Daha sonra yıllar içinde başkalarıyla bu formülü geliştirmeye devam ettim. 2017 yılında Aleks Kissinger ile fizikçilere bu konuda bir kitap yazdık. Ne var ki formülümüzü öğretmek için seçilecek en kötü insanlar teorik fizikçilerdi. Çünkü unutmaları gereken çok şey var. Kuantum bilişim alanındaki önde gelen fizikçilerin yarısı, “Aptalca resimlerle bir şeyler yapıyorsunuz, bunun yararı olmaz, çok basit çünkü!” dediler. Bazıları da, “Kategori teorisi çok zor, bir yararı olmaz, çok karmaşık çünkü!” diye tepki gösterdi. Teoriye yapıştırılan “karmaşık” damgasını söküp atmak yıllarımızı aldı. Bu kitabı, tüm resimleri yapan Stefano ile yazmamın sebebi, bu deneyi yapabilmek, teorinin çok kolay olduğunu göstermek, çocukların bile Oxford yüksek lisans öğrencilerinden bu konuda daha iyi performans gösterebileceğini kanıtlamaktı.
Kuantum fiziği hakkında tuhaf ama harika pek çok şey duyuyoruz.
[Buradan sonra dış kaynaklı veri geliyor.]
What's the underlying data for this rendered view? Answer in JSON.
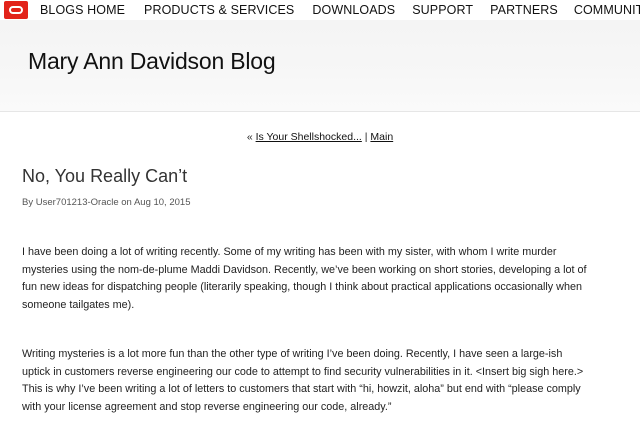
{
  "topnav": {
    "logo_icon": "oracle-logo-icon",
    "items": [
      "BLOGS HOME",
      "PRODUCTS & SERVICES",
      "DOWNLOADS",
      "SUPPORT",
      "PARTNERS",
      "COMMUNITIES"
    ]
  },
  "blog": {
    "title": "Mary Ann Davidson Blog"
  },
  "postnav": {
    "prefix": "« ",
    "prev_link": "Is Your Shellshocked...",
    "separator": " | ",
    "main_link": "Main"
  },
  "post": {
    "title": "No, You Really Can’t",
    "byline": "By User701213-Oracle on Aug 10, 2015",
    "paragraphs": [
      [
        "I have been doing a lot of writing recently. Some of my writing has been with my sister, with whom I write murder",
        "mysteries using the nom-de-plume Maddi Davidson. Recently, we’ve been working on short stories, developing a lot of",
        "fun new ideas for dispatching people (literarily speaking, though I think about practical applications occasionally when",
        "someone tailgates me)."
      ],
      [
        "Writing mysteries is a lot more fun than the other type of writing I’ve been doing. Recently, I have seen a large-ish",
        "uptick in customers reverse engineering our code to attempt to find security vulnerabilities in it. <Insert big sigh here.>",
        "This is why I’ve been writing a lot of letters to customers that start with “hi, howzit, aloha” but end with “please comply",
        "with your license agreement and stop reverse engineering our code, already.”"
      ]
    ]
  },
  "colors": {
    "logo_red": "#e2231a",
    "banner_bg": "#f4f4f4",
    "text": "#222222"
  }
}
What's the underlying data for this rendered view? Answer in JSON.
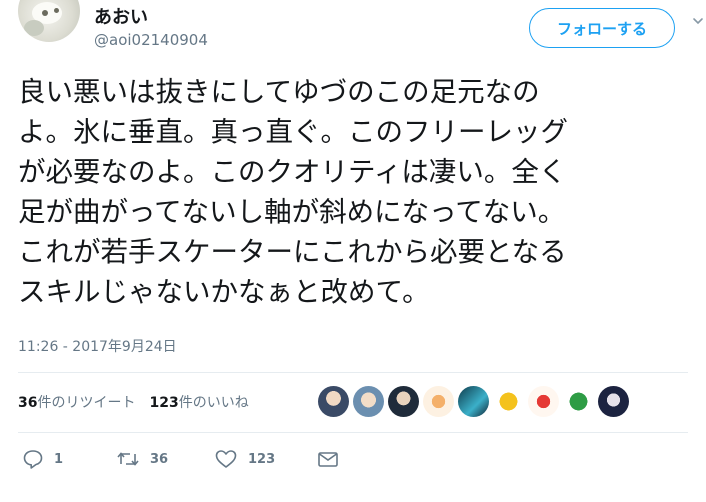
{
  "user": {
    "display_name": "あおい",
    "screen_name": "@aoi02140904"
  },
  "follow_button_label": "フォローする",
  "tweet_lines": [
    "良い悪いは抜きにしてゆづのこの足元なの",
    "よ。氷に垂直。真っ直ぐ。このフリーレッグ",
    "が必要なのよ。このクオリティは凄い。全く",
    "足が曲がってないし軸が斜めになってない。",
    "これが若手スケーターにこれから必要となる",
    "スキルじゃないかなぁと改めて。"
  ],
  "timestamp": "11:26 - 2017年9月24日",
  "stats": {
    "retweets_count": "36",
    "retweets_label": "件のリツイート",
    "likes_count": "123",
    "likes_label": "件のいいね"
  },
  "actions": {
    "reply_count": "1",
    "retweet_count": "36",
    "like_count": "123"
  },
  "icons": [
    "caret-down-icon",
    "reply-icon",
    "retweet-icon",
    "heart-icon",
    "message-icon"
  ],
  "colors": {
    "accent": "#1da1f2",
    "muted": "#657786",
    "text": "#14171a",
    "divider": "#e6ecf0"
  }
}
Kutudaki kedi aynı anda hem ölü hem canlı olabiliyor, parçacıklar nerede olduklarına bakmadığımız sürece aynı anda iki yerde bulunabiliyor, bilgi kuantum sistemleri arasında “ışınlanabiliyor”. Bu süreçleri yalnızca resim kullanarak nasıl anlatabiliyorsunuz?
Çok basit. Her şey kuantum devreleri yani kablolarla birbirine bağlanmış kutular çizmekten ibaret. Işınlama, kutuları bir kablo üzerinde kaydırmak anlamına geliyor. Ölçümler ise “örümcek” adını verdiğimiz, birçok bacağı ya da kablosu olan kutularla temsil ediliyor. Ölçülmeden önce aynı anda iki yerde olabilen bir kuantum parçacığı, bir örümceğin içine giren iki bacak olarak çiziliyor. Örümceğin bedeni de ölçümü temsil ediyor. Diğer taraftan çıkan bacak ise sonuç oluyor.
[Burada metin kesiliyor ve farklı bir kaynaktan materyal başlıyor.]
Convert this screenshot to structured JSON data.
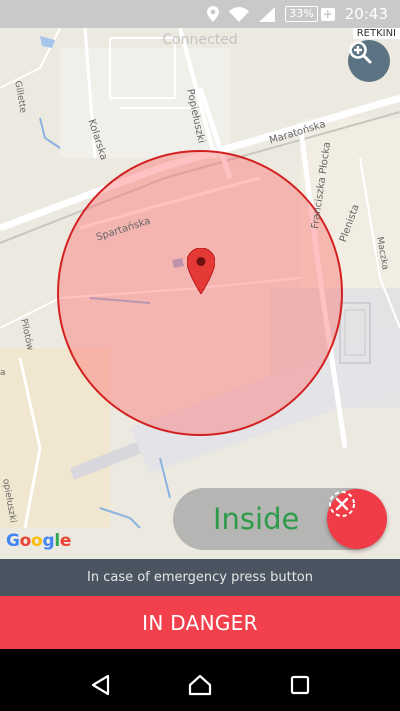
{
  "status_bar": {
    "battery": "33%",
    "time": "20:43",
    "icons": [
      "location-icon",
      "wifi-icon",
      "signal-icon",
      "battery-icon"
    ]
  },
  "map": {
    "connected_text": "Connected",
    "corner_label": "RETKINI",
    "streets": {
      "kolarska": "Kolarska",
      "popieluszki": "Popiełuszki",
      "maratonska": "Maratońska",
      "spartanska": "Spartańska",
      "franciszka_plocka": "Franciszka Płocka",
      "plenista": "Plenista",
      "maczka": "Maczka",
      "gillette": "Gillette",
      "pilotow": "Pilotów",
      "plata": "plata",
      "a": "a",
      "popieluszki_left": "opiełuszki"
    },
    "google": [
      "G",
      "o",
      "o",
      "g",
      "l",
      "e"
    ],
    "google_colors": [
      "#4285F4",
      "#EA4335",
      "#FBBC05",
      "#4285F4",
      "#34A853",
      "#EA4335"
    ],
    "zoom_icon": "zoom-in-icon",
    "marker_icon": "map-pin-icon",
    "zone_color": "#ff6e6e"
  },
  "status_pill": {
    "label": "Inside",
    "icon": "alarm-off-icon"
  },
  "panel": {
    "hint": "In case of emergency press button"
  },
  "danger_button": {
    "label": "IN DANGER"
  },
  "navigation": {
    "back": "back-icon",
    "home": "home-icon",
    "recents": "recents-icon"
  }
}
Kuantum görselleştirme yönteminin geleceği konusunda umudunuz var mı?
Avustralya ve Yunan hükümetlerinden yetkili kişiler, bana ulaşarak eğitim kurumlarında bu yöntemi kullanmakla ilgilendiklerini iletti. Ayrıca bu yöntemi Afrika’ya da taşımak istiyorum. Daha zamanı var ama orada da bir şeyler planlıyoruz.
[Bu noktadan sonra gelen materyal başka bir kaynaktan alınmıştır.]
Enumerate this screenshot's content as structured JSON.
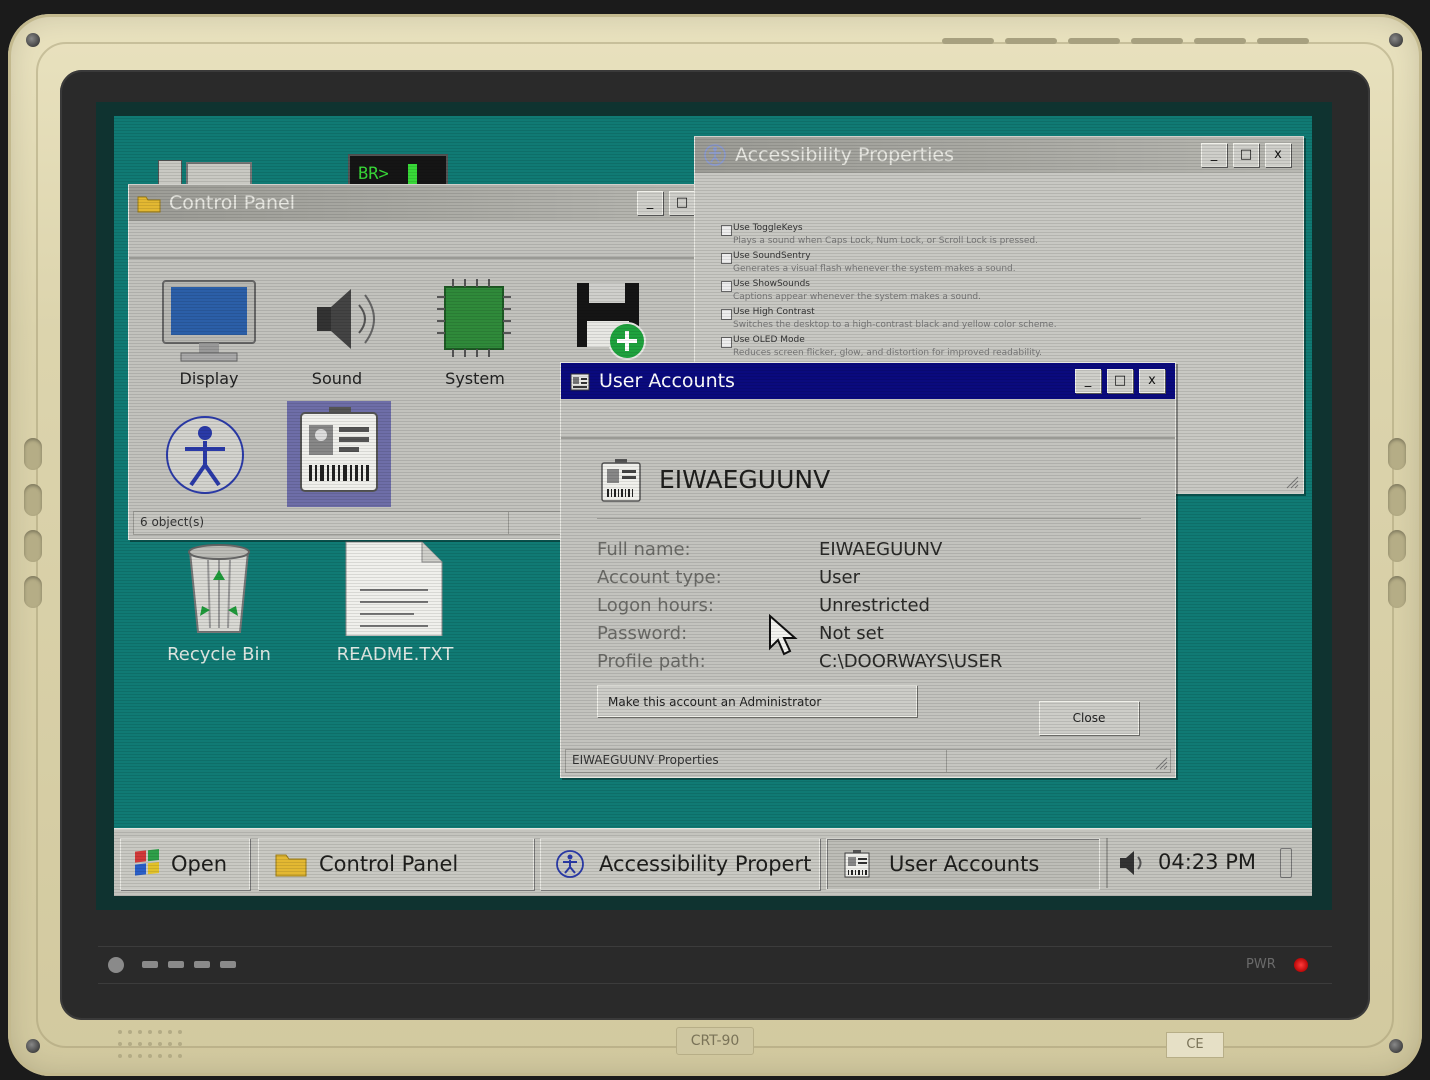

Kuantum mekaniğinin algılanış şeklini değiştirmek için bu yola çıktım. Çocukları ikna etmek, yetişkinleri ikna etmekten çok daha kolay. Çünkü çocukların önyargısı olmuyor. Bu yüzden belki gelecek nesil bu yöntemi daha da ileri taşır. Kuantum fiziğinin kurucularından Max Planck’in de dediği gibi: “Bilim adım adım değil, cenaze cenaze ilerler.”